Sempre tive muito interesse pelas experiências da genética. Impressiona essa capacidade que o homem vem desenvolvendo de manipular a espécie, culminando nas quimeras. Será que um dia não vamos mesmo envelhecer mais, como prometem alguns cientistas? Não morreremos mais, porque haverá possibilidade de substituir tudo de que se compõe o mecanismo do corpo? Voltando às quimeras, daqui há muitos anos, ou poucos, sei lá… com que tipo de seres fabricados em laboratórios vamos cruzar na vida? É fascinante esse universo.

O Clone é uma novela brasileira premiadíssima e a quinta mais vendida na história. O que ela representa na carreira da senhora?

Sem dúvida nenhuma, um momento muito, muito feliz, por todo o reconhecimento que me trouxe, tanto aqui quanto no exterior, e pelo muito que contribuiu para a quebra de preconceitos contra muçulmanos e dependentes químicos.

A senhora chegou a assistir a versão hispânica da novela, El Clon, produzida pela Telemundo em 2010?

Foi uma adaptação muito bem sucedida. Participei das reuniões com eles, em Miami, junto com a Globo. Naturalmente tiveram que fazer muitas adaptações no que dizia respeito às personagens das histórias paralelas, porque era preciso adaptá-las à realidade local.

Acredita na ideia de que uma obra pode envelhecer bem ou não?

Penso que não envelheceu, os temas e os dramas vividos pelas personagens não são “de época”, estão aí.

Quais os prós e contras de escrever novelas cujos temas extrapolam a ficção e encontram conexão com o dia a dia da audiência?

Eu não saberia fazer diferente. Sendo obra aberta, acho que essa conexão é da natureza mesmo da novela.

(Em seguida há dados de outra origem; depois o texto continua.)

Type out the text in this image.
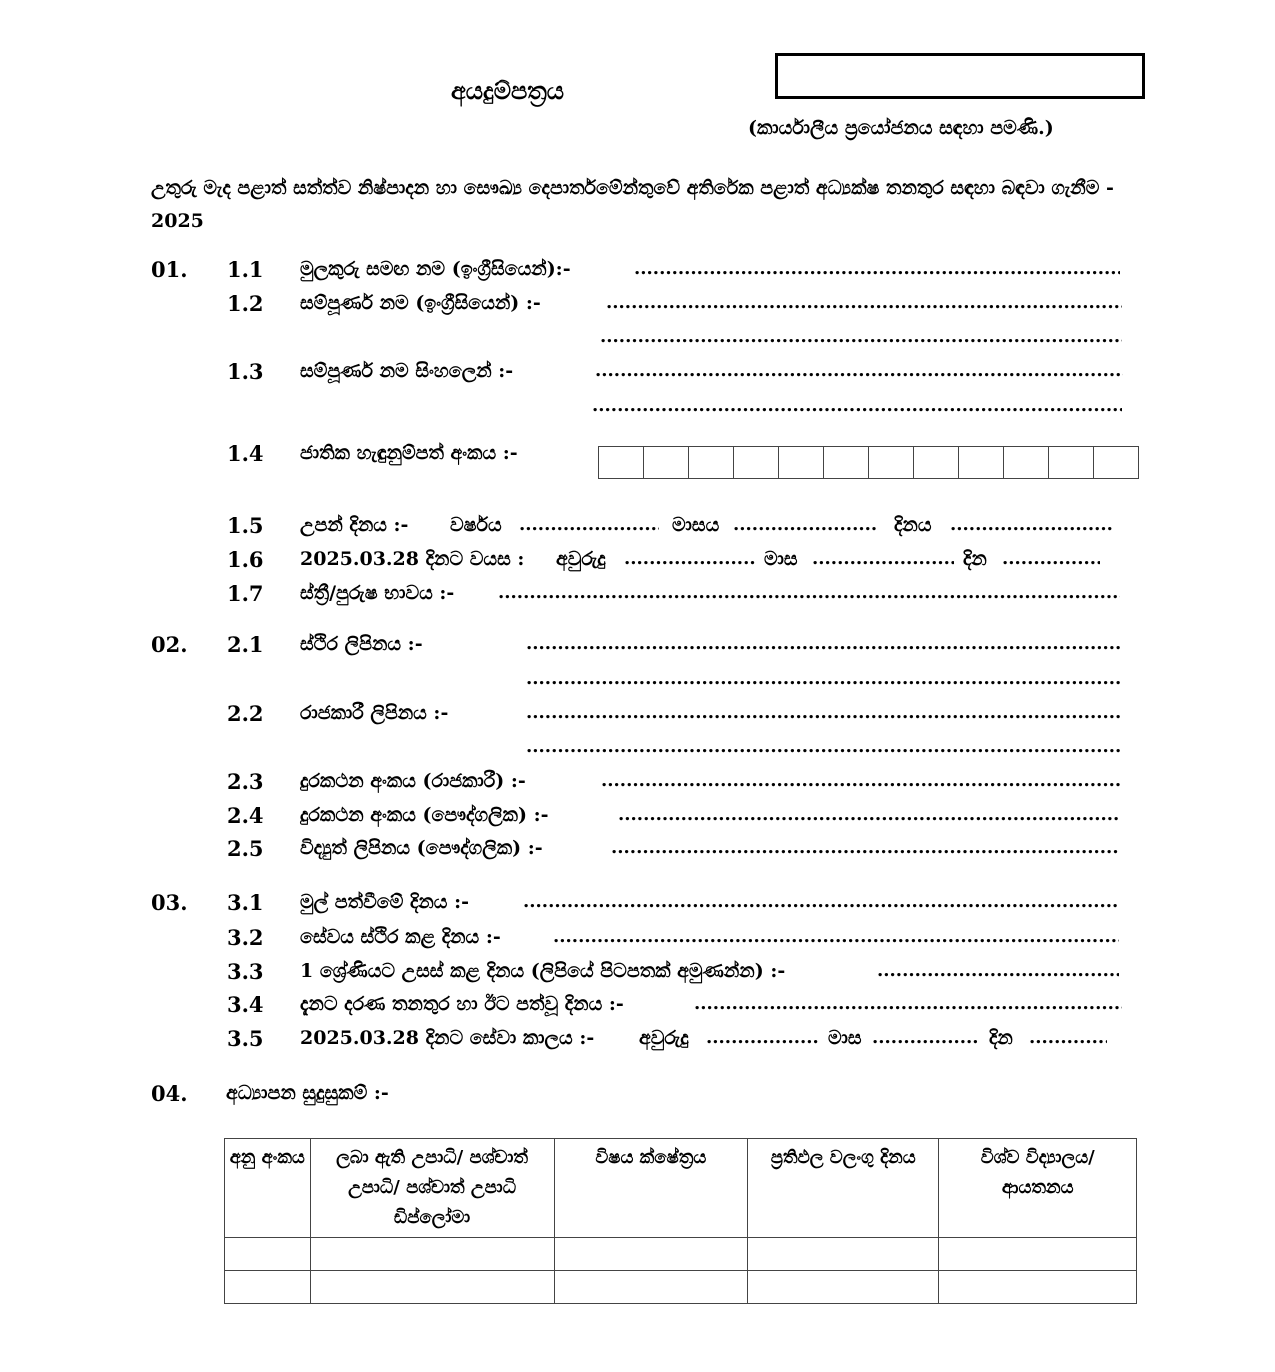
අයදුම්පත්‍රය
(කාර්යාලීය ප්‍රයෝජනය සඳහා පමණි.)
උතුරු මැද පළාත් සත්ත්ව නිෂ්පාදන හා සෞඛ්‍ය දෙපාර්තමේන්තුවේ අතිරේක පළාත් අධ්‍යක්ෂ තනතුර සඳහා බඳවා ගැනීම - 2025
01. 1.1 මුලකුරු සමඟ නම (ඉංග්‍රීසියෙන්):-
.....
1.2 සම්පූර්ණ නම (ඉංග්‍රීසියෙන්) :-
.....
.....
1.3 සම්පූර්ණ නම සිංහලෙන් :-
.....
.....
1.4 ජාතික හැඳුනුම්පත් අංකය :-
1.5 උපන් දිනය :- වර්ෂය .....	මාසය .....	දිනය
.....
1.6 2025.03.28 දිනට වයස : අවුරුදු .....	මාස .....	දින
.....
1.7 ස්ත්‍රී/පුරුෂ භාවය :-
.....
02. 2.1 ස්ථිර ලිපිනය :-
.....
.....
2.2 රාජකාරී ලිපිනය :-
.....
.....
2.3 දුරකථන අංකය (රාජකාරී) :-
.....
2.4 දුරකථන අංකය (පෞද්ගලික) :-
.....
2.5 විද්‍යුත් ලිපිනය (පෞද්ගලික) :-
.....
03. 3.1 මුල් පත්වීමේ දිනය :-
.....
3.2 සේවය ස්ථිර කළ දිනය :-
.....
3.3 1 ශ්‍රේණියට උසස් කළ දිනය (ලිපියේ පිටපතක් අමුණන්න) :-
.....
3.4 දැනට දරණ තනතුර හා ඊට පත්වූ දිනය :-
.....
3.5 2025.03.28 දිනට සේවා කාලය :- අවුරුදු .....	මාස .....	දින
.....
04. අධ්‍යාපන සුදුසුකම් :-
අනු අංකය	ලබා ඇති උපාධි/ පශ්චාත් උපාධි/ පශ්චාත් උපාධි ඩිප්ලෝමා	විෂය ක්ෂේත්‍රය	ප්‍රතිඵල වලංගු දිනය	විශ්ව විද්‍යාලය/ ආයතනය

A Força do Querer foi também um enorme sucesso, mas enfrentou várias críticas. A escalação de Fiuk, que não entregou interpretação à altura de seu personagem, foi muito comentada. A senhora também foi acusada de apologia ao crime e glamourização da bandidagem por conta da trama de Bibi Perigosa. A senhora é influenciada pelas críticas? Olhando em retrospecto, mudaria algo nessa novela?

Não, não mudaria nada em A Força do Querer. Você sempre vai ouvir acusações desse tipo quando aborda qualquer assunto cercado por muito preconceito. Falaram também que, com a trama de Ivana, pretendíamos induzir criancinhas à transexualidade. Não dá pra levar a sério. As Ivana e as Bibis são personagens da vida real, e é disso que um escritor fala, da vida real, seja pelos caminhos do drama, da comédia, da farsa. As cadeias estão cheias de Bibis, e foi isso que a novela tratou de mostrar. Por outro lado, acho muito interessante as reações passionais e às vezes até irracionais que as novelas despertam. Penso que, através delas, a gente pode constatar o quanto elas são capazes de mobilizar e o quanto o público exige ver-se representado nelas.

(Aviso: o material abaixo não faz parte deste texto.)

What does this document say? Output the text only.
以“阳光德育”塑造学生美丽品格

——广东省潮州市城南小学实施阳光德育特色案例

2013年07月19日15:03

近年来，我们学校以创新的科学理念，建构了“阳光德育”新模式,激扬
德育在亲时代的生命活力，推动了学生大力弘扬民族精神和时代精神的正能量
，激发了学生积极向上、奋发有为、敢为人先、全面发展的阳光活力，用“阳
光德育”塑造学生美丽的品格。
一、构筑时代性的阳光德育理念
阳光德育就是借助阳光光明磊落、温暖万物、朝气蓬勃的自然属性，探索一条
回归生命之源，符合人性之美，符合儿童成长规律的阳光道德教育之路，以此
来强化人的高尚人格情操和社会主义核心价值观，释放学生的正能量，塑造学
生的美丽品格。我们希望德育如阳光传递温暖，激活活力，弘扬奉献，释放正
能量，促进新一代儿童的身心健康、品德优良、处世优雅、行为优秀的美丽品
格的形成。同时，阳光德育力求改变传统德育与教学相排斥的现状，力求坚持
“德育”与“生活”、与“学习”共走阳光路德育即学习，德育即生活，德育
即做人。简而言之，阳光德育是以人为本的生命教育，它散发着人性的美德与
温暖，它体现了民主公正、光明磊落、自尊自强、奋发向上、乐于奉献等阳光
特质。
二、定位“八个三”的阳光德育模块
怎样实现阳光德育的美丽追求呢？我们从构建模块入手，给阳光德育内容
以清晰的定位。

Por falar em críticas, como a senhora analisa a resposta do público aos temas que já abordou nas novelas até agora? Propor diálogo sobre o que é diferente se tornou mais difícil no Brasil?

Esse foi sempre um ponto comum a todos os meus trabalhos: propor, através do diálogo, a aceitação do diferente. O mundo é muito maior que nosso umbigo, mas as pessoas costumam reagir muito mal às diferenças. Até hoje escuto gente esclarecida falar das “culturas exóticas” que abordei em algumas novelas. Não é simples fazê-las enxergar que a outra cultura não é exótica, é apenas diferente da nossa.

Publicado originalmente no HuffPost Brasil em 7 de novembro de 2020.